The past few years have witnessed increased cooperation between Chinese and Hungarian companies in the energy sector as both countries believe better growth prospects lie ahead.
The bilateral trade between China and Hungary has seen remarkable growth in recent years. Hungary has been expanding its investment in China as it sees positive growth prospects in the country.
For example, MVM Cooling Systems (China) Co., a subsidiary of MVM Group, Hungary's largest energy group, has completed over 16 projects in China over the past two decades, with a total installed capacity reaching 18,000 MW.
"China is one of the biggest economies in the world, with very rapid increase in power demand and power capacity. This drives also a good market for us. The Chinese market has always been is a strategic market for us and they will remain a strategic market for us also in the future," said Peter Karpati, chief executive officer of MVM EGI Zrt.
Chinese companies also consider the Hungarian market to be promising as many of them have been expanding their presence in the country. This is especially the case in the new energy sector.
Sunwoda Electric, a Chinese lithium-ion battery maker, has already started the construction of a power battery factory for electric vehicles in Hungary. This factory with a total investment of 1.9 billion yuan (about 263 million U.S. dollars) covers a total area of approximately 100 hectares and is expected to create more than 3,000 jobs for local people.
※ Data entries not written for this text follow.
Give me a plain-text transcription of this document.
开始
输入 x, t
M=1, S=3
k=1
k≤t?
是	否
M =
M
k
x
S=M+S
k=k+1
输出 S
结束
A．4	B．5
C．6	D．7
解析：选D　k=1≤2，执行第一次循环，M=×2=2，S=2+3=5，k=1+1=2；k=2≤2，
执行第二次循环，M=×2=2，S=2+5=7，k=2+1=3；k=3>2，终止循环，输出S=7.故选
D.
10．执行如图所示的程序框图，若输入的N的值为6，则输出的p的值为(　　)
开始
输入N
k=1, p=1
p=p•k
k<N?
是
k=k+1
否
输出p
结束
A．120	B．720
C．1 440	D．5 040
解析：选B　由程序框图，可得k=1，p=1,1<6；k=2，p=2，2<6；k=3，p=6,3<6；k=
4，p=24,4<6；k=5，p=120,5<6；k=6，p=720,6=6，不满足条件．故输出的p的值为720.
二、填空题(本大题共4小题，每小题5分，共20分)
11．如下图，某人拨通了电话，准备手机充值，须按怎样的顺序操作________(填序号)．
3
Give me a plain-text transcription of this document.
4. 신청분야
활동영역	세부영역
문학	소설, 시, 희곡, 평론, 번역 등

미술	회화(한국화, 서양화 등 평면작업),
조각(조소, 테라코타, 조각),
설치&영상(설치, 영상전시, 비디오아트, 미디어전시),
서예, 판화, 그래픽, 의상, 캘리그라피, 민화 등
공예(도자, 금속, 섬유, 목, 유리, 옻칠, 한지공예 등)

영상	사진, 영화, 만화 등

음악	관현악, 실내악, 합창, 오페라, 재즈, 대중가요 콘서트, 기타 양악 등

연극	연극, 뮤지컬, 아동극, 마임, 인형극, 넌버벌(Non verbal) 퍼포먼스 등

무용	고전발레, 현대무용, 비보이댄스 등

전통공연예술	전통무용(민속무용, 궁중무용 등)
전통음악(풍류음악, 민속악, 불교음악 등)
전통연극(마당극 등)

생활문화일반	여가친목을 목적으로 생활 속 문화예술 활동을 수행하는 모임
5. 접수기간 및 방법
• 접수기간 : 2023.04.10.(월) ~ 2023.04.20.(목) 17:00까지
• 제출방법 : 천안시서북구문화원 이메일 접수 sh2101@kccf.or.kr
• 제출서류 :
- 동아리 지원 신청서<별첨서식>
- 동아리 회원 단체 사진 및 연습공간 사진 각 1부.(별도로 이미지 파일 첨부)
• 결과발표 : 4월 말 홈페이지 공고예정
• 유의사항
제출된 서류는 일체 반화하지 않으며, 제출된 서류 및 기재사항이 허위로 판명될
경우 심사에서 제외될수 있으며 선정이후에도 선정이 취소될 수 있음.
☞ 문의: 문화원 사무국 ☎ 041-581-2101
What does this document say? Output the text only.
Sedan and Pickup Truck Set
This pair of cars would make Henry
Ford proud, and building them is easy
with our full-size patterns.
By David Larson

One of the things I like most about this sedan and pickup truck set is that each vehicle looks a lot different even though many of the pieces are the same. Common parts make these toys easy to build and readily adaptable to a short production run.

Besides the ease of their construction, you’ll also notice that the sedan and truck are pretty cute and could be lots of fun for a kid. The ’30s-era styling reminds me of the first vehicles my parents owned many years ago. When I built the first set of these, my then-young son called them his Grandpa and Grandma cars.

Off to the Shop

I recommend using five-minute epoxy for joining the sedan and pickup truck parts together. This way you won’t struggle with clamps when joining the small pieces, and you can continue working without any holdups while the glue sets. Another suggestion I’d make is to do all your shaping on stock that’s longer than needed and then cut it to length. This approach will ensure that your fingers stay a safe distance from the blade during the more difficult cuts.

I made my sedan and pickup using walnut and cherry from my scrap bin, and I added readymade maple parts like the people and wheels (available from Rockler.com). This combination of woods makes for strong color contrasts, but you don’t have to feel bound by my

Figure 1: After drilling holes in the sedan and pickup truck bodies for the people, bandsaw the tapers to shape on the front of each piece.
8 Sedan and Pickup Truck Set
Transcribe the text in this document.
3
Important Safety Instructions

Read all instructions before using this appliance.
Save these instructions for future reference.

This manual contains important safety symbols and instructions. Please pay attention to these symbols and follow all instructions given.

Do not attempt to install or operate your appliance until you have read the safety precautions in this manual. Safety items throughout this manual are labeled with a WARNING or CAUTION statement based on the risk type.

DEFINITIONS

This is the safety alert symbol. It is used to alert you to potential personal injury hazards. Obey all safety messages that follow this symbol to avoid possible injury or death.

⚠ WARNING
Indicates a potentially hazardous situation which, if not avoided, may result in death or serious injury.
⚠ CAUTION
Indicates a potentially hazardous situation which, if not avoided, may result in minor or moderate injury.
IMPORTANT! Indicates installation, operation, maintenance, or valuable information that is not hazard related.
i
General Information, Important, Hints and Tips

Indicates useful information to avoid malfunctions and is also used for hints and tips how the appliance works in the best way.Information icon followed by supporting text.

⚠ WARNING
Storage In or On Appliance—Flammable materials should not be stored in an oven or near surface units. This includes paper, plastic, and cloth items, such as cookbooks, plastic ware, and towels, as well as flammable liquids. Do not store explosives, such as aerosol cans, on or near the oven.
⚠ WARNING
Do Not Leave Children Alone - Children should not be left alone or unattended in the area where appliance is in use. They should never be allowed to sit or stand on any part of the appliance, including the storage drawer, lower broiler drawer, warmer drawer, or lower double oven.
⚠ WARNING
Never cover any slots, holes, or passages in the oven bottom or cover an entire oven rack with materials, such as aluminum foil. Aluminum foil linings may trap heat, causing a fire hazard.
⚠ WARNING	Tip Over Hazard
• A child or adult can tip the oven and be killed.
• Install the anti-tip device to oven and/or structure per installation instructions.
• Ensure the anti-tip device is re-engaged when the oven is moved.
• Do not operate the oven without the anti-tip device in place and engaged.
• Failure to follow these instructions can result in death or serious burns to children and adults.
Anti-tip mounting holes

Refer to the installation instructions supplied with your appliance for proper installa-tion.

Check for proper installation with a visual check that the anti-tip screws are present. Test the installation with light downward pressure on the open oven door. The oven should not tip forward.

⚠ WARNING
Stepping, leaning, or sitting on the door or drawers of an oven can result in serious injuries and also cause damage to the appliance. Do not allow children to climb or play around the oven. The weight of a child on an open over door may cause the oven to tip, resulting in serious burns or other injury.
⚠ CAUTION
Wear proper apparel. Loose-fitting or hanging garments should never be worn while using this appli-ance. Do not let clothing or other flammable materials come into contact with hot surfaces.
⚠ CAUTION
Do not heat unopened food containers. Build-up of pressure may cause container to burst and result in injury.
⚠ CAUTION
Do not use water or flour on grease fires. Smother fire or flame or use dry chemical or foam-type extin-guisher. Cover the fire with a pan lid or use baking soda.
"China boasts advanced technologies and strong production capacity in the battery industry. As a European country, Hungary has low production costs and a relatively complete renewable energy supply chain. China and Hungary have broad space and huge potential for cooperation in the new energy sector," said Wang Qiao, general manager of Sunwoda Electric (Europe).
"The whole world is looking for green sustainability, and this kind of development. So it is very important to have this cooperation. And these factories can not only give a lot of people jobs or perks. It also can help other Hungarian companies," said Levente Horváth, director of Eurasia Center of the John von Neumann University.
Despite the rhetoric of so-called "overcapacity" or "de-risking" hyped up by politicians in the European Union, Hungarian politicians said that their country doesn't identity with these arguments.
They believe that the European economy will suffer a huge blow if the block cuts its economic ties with China.